Soucieuse de rendre cette expérience accessible à tous, la LMTA organise des « Inclusive Hikes» – des randonnées adaptées aux personnes en situation de handicap, ainsi que des ateliers pédagogiques en milieu scolaire, pour sensibiliser les plus jeunes à la marche, à l’environnement et au patrimoine.
Résultat de cet engouement : plus d’un million de dollars injectés chaque année dans l’économie locale, avec un impact mesurable sur l’emploi, les services et la dynamique des villages traversés. « Faire en sorte que le LMT soit un moteur de développement socio-économique pour les communautés rurales est au cœur du projet de l’association » rappelle Richard Bteich.

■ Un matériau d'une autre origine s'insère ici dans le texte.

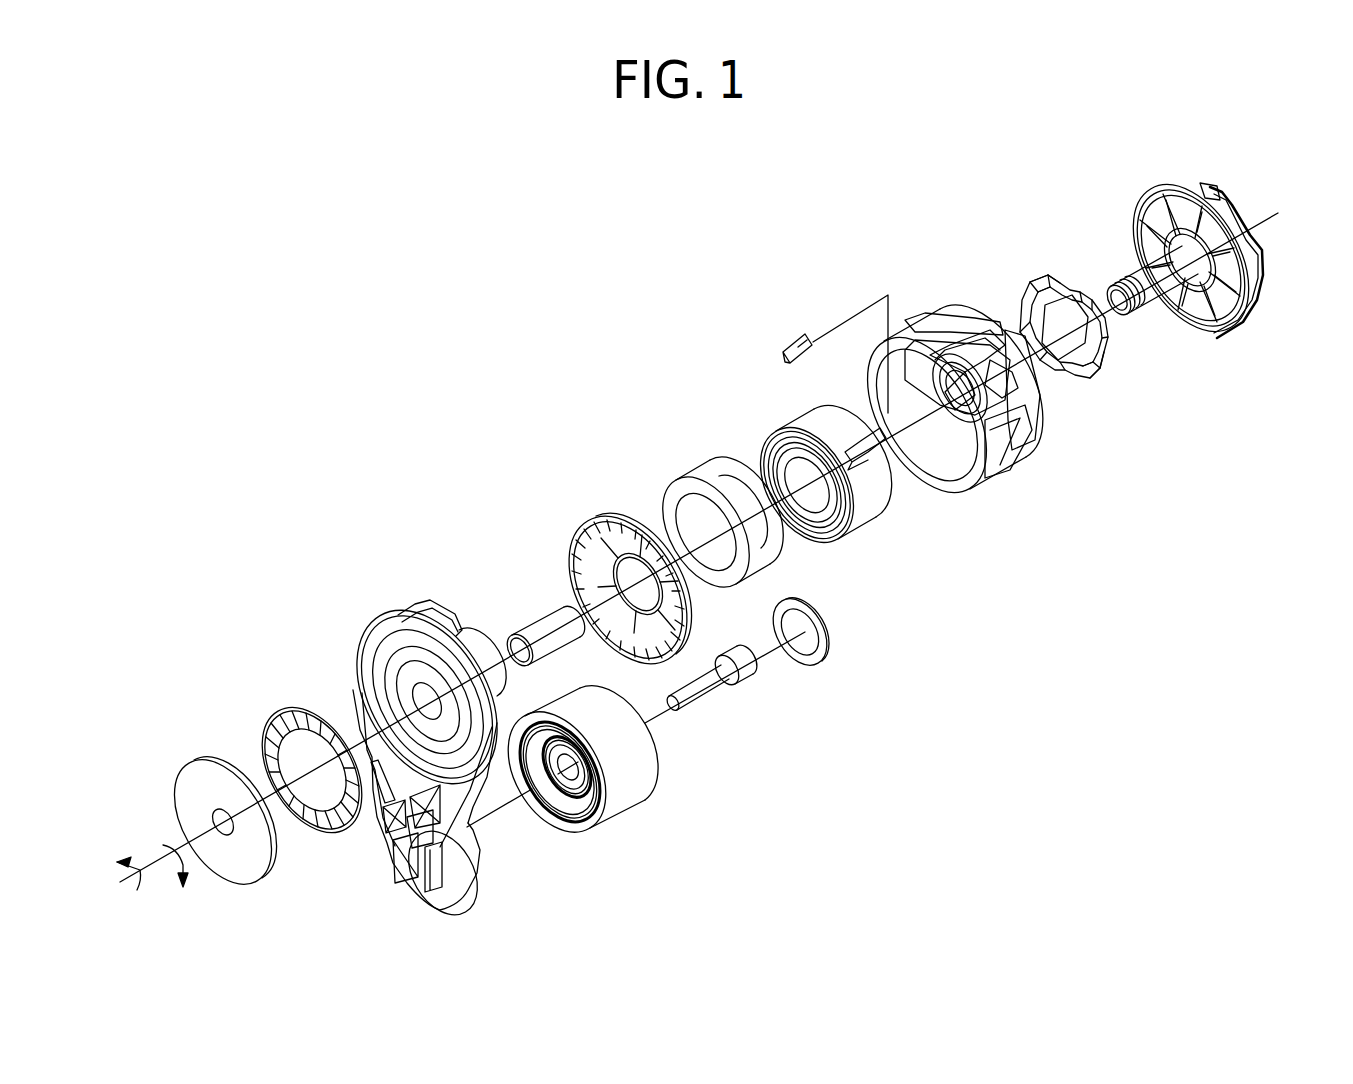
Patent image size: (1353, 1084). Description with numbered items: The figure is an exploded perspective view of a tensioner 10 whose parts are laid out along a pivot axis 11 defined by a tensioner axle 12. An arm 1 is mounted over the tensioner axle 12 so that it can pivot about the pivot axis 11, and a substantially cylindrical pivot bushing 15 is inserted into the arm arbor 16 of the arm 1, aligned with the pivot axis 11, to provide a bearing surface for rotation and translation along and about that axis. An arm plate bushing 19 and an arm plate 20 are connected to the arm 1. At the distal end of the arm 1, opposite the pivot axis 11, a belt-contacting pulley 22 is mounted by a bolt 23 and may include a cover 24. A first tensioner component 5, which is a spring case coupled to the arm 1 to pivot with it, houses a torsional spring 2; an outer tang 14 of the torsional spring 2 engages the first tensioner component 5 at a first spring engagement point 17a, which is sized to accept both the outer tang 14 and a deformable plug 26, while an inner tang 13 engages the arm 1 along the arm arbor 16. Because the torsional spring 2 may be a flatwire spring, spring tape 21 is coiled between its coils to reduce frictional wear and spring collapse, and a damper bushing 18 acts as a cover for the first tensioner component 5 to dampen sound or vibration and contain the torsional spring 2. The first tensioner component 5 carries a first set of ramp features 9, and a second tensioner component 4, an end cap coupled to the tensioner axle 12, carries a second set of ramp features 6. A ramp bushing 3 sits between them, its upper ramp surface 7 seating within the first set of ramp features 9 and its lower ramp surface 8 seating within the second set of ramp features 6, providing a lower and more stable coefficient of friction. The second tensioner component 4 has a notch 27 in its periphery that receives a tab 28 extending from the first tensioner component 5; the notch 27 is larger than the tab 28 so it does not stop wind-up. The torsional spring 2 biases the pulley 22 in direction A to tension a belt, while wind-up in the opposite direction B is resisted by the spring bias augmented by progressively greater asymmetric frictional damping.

The arm 1 is at (380, 870).
The torsional spring 2 is at (855, 545).
The ramp bushing 3 is at (1090, 395).
The second tensioner component 4 is at (1190, 335).
The first tensioner component 5 is at (993, 470).
The second set of ramp features 6 is at (1177, 213).
The upper ramp surface 7 is at (1100, 378).
The lower ramp surface 8 is at (1047, 290).
The first set of ramp features 9 is at (950, 340).
The tensioner 10 is at (500, 450).
The pivot axis 11 is at (165, 858).
The tensioner axle 12 is at (1135, 280).
The inner tang 13 is at (792, 535).
The outer tang 14 is at (882, 455).
The pivot bushing 15 is at (536, 623).
The arm arbor 16 is at (470, 645).
The first spring engagement point 17a is at (975, 340).
The damper bushing 18 is at (600, 512).
The arm plate bushing 19 is at (286, 703).
The arm plate 20 is at (187, 775).
The spring tape 21 is at (713, 470).
The pulley 22 is at (605, 820).
The bolt 23 is at (707, 698).
The cover 24 is at (810, 670).
The plug 26 is at (797, 332).
The notch 27 is at (1228, 222).
The tab 28 is at (1015, 378).
The direction A is at (129, 887).
The direction B is at (167, 857).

Le LMT s’impose ainsi comme un véritable atout pour le développement du Liban, et un modèle que la LMTA entend diffuser. Un mémorandum vient ainsi d’être signé entre l’association et l’Institution libanaise de normalisation pour formaliser les bonnes pratiques de planification, de création, d’entretien et de gestion des sentiers de randonnée, alors que ceux-ci tendent à se multiplier.
« Aujourd’hui, notre mission est de plaider au niveau national pour inscrire le LMT dans un cadre juridique clair. C’est essentiel, à la fois pour garantir la sécurité des randonneurs, pour préserver la biodiversité et pour valoriser notre patrimoine culturel et naturel. », conclut le président de l’association.